I suppose that all of us, on some occasions, are “helicopter parents.” The word has a slightly different connotation than either overprotective or bossy, although it contains elements of both.

Only those of us who are male, however, can claim that we are on some occasions “metrosexual.”

Of course one needn’t live in a metropolis, or even a microplex, to claim that identity. Near as I can figure out, in its most innocuous sense, it simply means that you have taken the time to make sure your clothes match, that your shoes are coordinated with the rest of your outfit, and that your facial and otherwise hair are neatly arranged. For those who don’t, or for those who do but didn’t on a given day, the word can be spoken with a sneer of derision.

Who would have thought, a few years ago, that we would routinely refer to something pocketsized called an Ipod? Had someone mentioned that word to me, or more accurately, when someone did first mention that word to me, I pictured huge alien craft, invading the Earth on long, flexible metal legs, kind of like the ones described in “War of the Worlds.”

Try fitting one of those in your pocket.

Relatedly, we have jump drives. I have occasionally jumped over the curb while driving, but I don’t recall ever doing a jump drive. On the other hand, if your battery is dead you have to jump it before you can drive.

This is not related at all to the concept of A list, or B list, or perhaps even lower list. For years we have known of A movies and B movies, but only recently have I ever heard it applied to the actors themselves.

To be honest, I still can’t say the phrases; something in me (my basic sense of equality) is offended by what is implied. Is the B-list actor somehow lower or less worthy as a person because her movies have had less success? Even helicopter parents would not want their children believing that.

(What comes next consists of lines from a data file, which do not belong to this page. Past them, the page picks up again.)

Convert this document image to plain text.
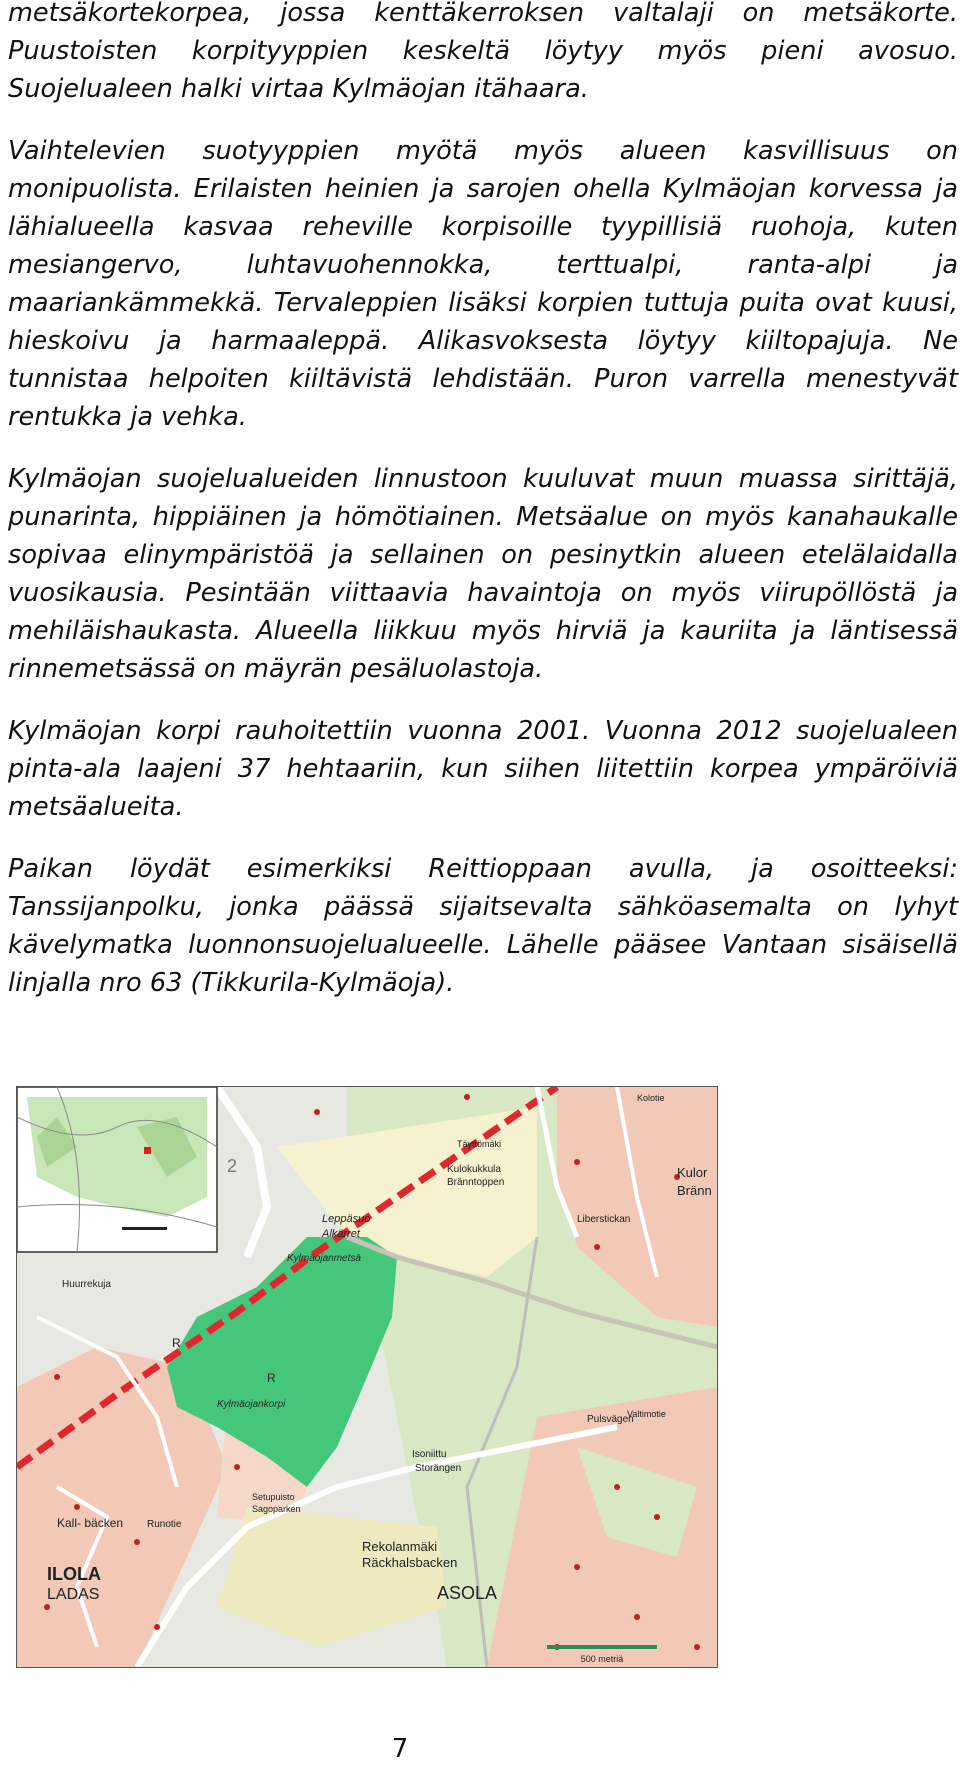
metsäkortekorpea, jossa kenttäkerroksen valtalaji on metsäkorte. Puustoisten korpityyppien keskeltä löytyy myös pieni avosuo. Suojelualeen halki virtaa Kylmäojan itähaara.

Vaihtelevien suotyyppien myötä myös alueen kasvillisuus on monipuolista. Erilaisten heinien ja sarojen ohella Kylmäojan korvessa ja lähialueella kasvaa reheville korpisoille tyypillisiä ruohoja, kuten mesiangervo, luhtavuohennokka, terttualpi, ranta-alpi ja maariankämmekkä. Tervaleppien lisäksi korpien tuttuja puita ovat kuusi, hieskoivu ja harmaaleppä. Alikasvoksesta löytyy kiiltopajuja. Ne tunnistaa helpoiten kiiltävistä lehdistään. Puron varrella menestyvät rentukka ja vehka.

Kylmäojan suojelualueiden linnustoon kuuluvat muun muassa sirittäjä, punarinta, hippiäinen ja hömötiainen. Metsäalue on myös kanahaukalle sopivaa elinympäristöä ja sellainen on pesinytkin alueen etelälaidalla vuosikausia. Pesintään viittaavia havaintoja on myös viirupöllöstä ja mehiläishaukasta. Alueella liikkuu myös hirviä ja kauriita ja läntisessä rinnemetsässä on mäyrän pesäluolastoja.

Kylmäojan korpi rauhoitettiin vuonna 2001. Vuonna 2012 suojelualeen pinta-ala laajeni 37 hehtaariin, kun siihen liitettiin korpea ympäröiviä metsäalueita.

Paikan löydät esimerkiksi Reittioppaan avulla, ja osoitteeksi: Tanssijanpolku, jonka päässä sijaitsevalta sähköasemalta on lyhyt kävelymatka luonnonsuojelualueelle. Lähelle pääsee Vantaan sisäisellä linjalla nro 63 (Tikkurila-Kylmäoja).

500 metriä
Kylmäojanmetsä
Kylmäojankorpi
Leppäsuo
Alkärret
Huurrekuja
Täyttömäki
Kulokukkula
Bränntoppen
Liberstickan
Isoniittu
Storängen
Rekolanmäki
Räckhalsbacken
ASOLA
ILOLA
LADAS
Pulsvägen
Runotie
Kall- bäcken
Setupuisto
Sagoparken
Kulor
Bränn
Valtimotie
Kolotie
R
R
2
7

Much of the phenomenon, which is certainly not new, seems to tie in with our need to believe that we are busier and more involved than any previous generation, which no doubt believed the same about itself. Ergo, we can’t take the time to say “parents who try too hard to arrange their childrens’ lives from K-12 and beyond.” We prefer to invent a verbal puzzle as a way of keeping out people who aren’t quick enough on the uptake to figure out the meaning.

On second thought, maybe it’s just a way of determining who’s A list and who’s B list. After all, in our metroconscious world, you can’t tell by how someone dresses, can you?

Your assignment, dear reader: Make up a weird phrase and use it as if everyone else should know what you’re talking about. See if you can start a hip’n’trendy-word usage fad. Do it while you’re multi-tasking.